Annotatie bij HR 3 juni 2016, ECLI:NL:HR:2016:1046

Er zijn in de afgelopen jaren maar weinig kwesties zo veelvuldig in de literatuur besproken als de vraag of een koper onder eigendomsvoorbehoud voorafgaand aan het intreden van de opschortende voorwaarde over een bestaand goederenrechtelijk recht kan beschikken. Deze vraag is in het onderhavige arrest door de Hoge Raad beantwoord, en wel in bevestigende zin. Volgens de Hoge Raad heeft een koper onder eigendomsvoorbehoud de beschikking over een reeds bestaand ‘eigendomsrecht onder opschortende voorwaarde’ dat ingevolge artikel 3:83 BW direct voor vervreemding en bezwaring vatbaar is en derhalve terstond als onderpand kan dienen voor (extra) krediet.

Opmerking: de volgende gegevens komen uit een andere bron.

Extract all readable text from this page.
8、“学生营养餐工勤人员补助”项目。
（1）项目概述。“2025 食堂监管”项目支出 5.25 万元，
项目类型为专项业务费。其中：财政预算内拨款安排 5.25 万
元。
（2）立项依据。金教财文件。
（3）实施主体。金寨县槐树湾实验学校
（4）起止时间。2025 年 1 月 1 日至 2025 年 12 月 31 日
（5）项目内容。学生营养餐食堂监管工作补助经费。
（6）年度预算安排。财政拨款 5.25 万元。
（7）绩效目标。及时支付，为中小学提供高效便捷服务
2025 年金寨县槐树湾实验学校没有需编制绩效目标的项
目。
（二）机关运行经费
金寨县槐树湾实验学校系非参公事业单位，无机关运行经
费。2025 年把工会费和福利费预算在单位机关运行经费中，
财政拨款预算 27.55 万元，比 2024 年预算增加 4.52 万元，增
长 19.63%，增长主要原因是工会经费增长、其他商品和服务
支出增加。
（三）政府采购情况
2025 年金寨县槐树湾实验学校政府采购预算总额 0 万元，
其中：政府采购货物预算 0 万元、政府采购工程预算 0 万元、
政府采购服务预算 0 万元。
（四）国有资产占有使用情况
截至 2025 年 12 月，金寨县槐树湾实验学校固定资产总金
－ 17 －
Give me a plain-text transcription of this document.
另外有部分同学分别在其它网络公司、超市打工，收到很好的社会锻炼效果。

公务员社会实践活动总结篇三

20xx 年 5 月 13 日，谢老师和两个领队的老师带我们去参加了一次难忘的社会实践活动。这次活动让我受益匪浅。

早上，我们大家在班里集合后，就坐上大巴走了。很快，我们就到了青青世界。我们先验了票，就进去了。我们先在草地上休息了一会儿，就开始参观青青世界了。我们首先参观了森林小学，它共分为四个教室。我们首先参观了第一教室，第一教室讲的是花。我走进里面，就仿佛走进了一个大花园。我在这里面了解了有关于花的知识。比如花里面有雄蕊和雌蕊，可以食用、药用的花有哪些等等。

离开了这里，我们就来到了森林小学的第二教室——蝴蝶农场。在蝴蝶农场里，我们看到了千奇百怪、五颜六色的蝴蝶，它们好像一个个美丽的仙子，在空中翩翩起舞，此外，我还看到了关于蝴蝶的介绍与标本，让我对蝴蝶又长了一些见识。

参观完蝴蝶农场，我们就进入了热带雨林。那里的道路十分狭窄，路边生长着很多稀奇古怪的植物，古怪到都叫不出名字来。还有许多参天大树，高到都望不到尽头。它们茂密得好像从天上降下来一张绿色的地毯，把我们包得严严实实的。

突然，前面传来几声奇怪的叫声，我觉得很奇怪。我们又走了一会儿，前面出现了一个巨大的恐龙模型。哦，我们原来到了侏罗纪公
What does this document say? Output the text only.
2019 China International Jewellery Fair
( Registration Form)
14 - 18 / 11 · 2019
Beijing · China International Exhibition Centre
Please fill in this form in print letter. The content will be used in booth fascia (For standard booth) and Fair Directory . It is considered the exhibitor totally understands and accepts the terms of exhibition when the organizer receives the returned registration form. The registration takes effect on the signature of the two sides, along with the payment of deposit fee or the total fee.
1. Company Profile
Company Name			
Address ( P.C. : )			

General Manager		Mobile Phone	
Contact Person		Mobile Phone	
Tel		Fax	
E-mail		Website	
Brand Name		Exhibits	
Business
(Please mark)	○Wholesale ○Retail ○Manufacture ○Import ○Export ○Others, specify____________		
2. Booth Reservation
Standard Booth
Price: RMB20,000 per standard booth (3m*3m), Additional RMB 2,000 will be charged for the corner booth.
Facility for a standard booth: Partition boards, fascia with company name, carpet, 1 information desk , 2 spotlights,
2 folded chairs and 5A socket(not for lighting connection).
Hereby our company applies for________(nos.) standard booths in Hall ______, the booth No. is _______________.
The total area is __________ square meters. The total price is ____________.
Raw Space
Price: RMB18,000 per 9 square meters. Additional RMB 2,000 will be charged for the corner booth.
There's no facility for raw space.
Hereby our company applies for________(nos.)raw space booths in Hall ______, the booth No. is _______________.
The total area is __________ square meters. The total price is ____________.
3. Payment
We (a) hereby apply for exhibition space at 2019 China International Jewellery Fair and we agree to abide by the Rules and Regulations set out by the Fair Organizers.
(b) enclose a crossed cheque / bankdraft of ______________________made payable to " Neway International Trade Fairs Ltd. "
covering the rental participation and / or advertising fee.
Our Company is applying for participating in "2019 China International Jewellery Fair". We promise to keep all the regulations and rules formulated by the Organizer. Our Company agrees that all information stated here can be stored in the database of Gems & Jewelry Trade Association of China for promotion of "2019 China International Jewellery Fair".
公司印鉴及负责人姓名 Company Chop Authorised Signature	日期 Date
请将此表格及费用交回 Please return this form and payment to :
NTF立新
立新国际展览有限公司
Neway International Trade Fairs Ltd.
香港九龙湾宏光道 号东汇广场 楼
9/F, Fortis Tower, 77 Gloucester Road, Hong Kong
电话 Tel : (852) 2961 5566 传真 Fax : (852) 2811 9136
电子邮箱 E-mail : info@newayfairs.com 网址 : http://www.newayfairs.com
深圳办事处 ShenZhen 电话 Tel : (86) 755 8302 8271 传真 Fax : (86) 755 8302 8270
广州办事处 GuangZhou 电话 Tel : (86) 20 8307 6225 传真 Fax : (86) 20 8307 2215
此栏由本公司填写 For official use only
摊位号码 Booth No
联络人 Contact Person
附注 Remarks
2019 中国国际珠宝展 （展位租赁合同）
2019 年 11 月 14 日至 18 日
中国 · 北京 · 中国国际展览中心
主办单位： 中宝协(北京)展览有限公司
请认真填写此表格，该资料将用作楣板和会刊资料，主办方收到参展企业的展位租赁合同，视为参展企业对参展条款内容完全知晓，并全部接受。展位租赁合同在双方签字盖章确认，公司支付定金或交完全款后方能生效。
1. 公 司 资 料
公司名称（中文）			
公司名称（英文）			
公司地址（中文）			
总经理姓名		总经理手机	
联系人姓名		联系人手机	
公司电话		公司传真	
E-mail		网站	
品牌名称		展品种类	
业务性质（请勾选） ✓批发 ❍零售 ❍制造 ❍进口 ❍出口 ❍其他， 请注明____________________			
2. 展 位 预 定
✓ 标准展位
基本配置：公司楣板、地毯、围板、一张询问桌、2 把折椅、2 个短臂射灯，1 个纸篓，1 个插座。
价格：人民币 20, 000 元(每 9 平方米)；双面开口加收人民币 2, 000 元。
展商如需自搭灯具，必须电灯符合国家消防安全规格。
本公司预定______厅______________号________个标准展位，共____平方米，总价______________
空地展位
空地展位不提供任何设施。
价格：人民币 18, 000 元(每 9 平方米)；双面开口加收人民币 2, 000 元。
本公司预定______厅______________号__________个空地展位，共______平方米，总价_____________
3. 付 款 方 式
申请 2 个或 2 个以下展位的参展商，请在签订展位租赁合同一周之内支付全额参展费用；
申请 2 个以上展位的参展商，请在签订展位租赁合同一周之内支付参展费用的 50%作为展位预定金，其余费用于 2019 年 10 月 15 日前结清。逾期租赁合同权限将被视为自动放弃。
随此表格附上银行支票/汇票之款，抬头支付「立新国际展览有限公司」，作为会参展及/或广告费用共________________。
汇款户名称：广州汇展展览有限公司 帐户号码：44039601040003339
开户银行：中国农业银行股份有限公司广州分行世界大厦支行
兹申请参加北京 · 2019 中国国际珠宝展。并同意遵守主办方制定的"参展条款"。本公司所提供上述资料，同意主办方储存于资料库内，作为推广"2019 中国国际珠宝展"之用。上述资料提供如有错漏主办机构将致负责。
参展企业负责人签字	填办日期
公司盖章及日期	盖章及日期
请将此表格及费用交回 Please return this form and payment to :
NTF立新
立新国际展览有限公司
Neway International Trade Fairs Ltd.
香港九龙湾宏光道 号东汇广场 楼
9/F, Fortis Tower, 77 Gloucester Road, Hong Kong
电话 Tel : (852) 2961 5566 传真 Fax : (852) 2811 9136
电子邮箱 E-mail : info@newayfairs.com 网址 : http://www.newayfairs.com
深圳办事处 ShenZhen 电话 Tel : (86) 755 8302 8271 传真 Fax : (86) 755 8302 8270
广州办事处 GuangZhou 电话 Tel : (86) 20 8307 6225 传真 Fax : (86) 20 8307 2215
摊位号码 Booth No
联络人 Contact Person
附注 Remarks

De feiten in deze zaak zijn overzichtelijk. Een verkoper (Meteor) had een teeltsysteem verkocht aan koper (Revadap) en bij de levering een eigendomsvoorbehoud bedongen. De koopprijs van het teeltsysteem wordt niet volledig door Revadap voldaan en op een zeker moment gaat Revadap failliet. De financier van Revadap, de Rabobank, die op zowel de eigendom als de voorwaardelijk eigendom van het teeltsysteem een pandrecht had bedongen, betaalt vervolgens in overleg met de curator het restant van de koopprijs aan Meteor dat hierop zijn eigendomsvoorbehoud prijsgeeft (zie over de wijze waarop afstand van eigendomsvoorbehoud wordt gedaan HR 28 november 2014, ECLI:NL:HR:2014:3460 (mr. Snippers q.q./Rabobank)). Vervolgens wordt het teeltsysteem door de curator met toestemming van de rechter-commissaris en in overleg met Rabobank verkocht waarna zowel de curator als de Rabobank aanspraak maakt op (een deel van) de executieopbrengst. De curator meent dat door betaling van het restant van de koopprijs aan Meteor het teeltsysteem onbezwaard in de boedel van Revadap is gevallen en dat de boedel uit dien hoofde gerechtigd is tot de opbrengst ervan. De Rabobank betwist dit en stelt zich op het standpunt dat zij vóór de betaling van het restantbedrag reeds een pandrecht had op de voorwaardelijke eigendom van het teeltsysteem; na de betaling zou dit pandrecht zijn ‘uitgegroeid’ tot een pandrecht op de onvoorwaardelijke eigendom van het teeltsysteem, op grond waarvan de bank meent nu gerechtigd te zijn tot (een deel van) de executieopbrengst.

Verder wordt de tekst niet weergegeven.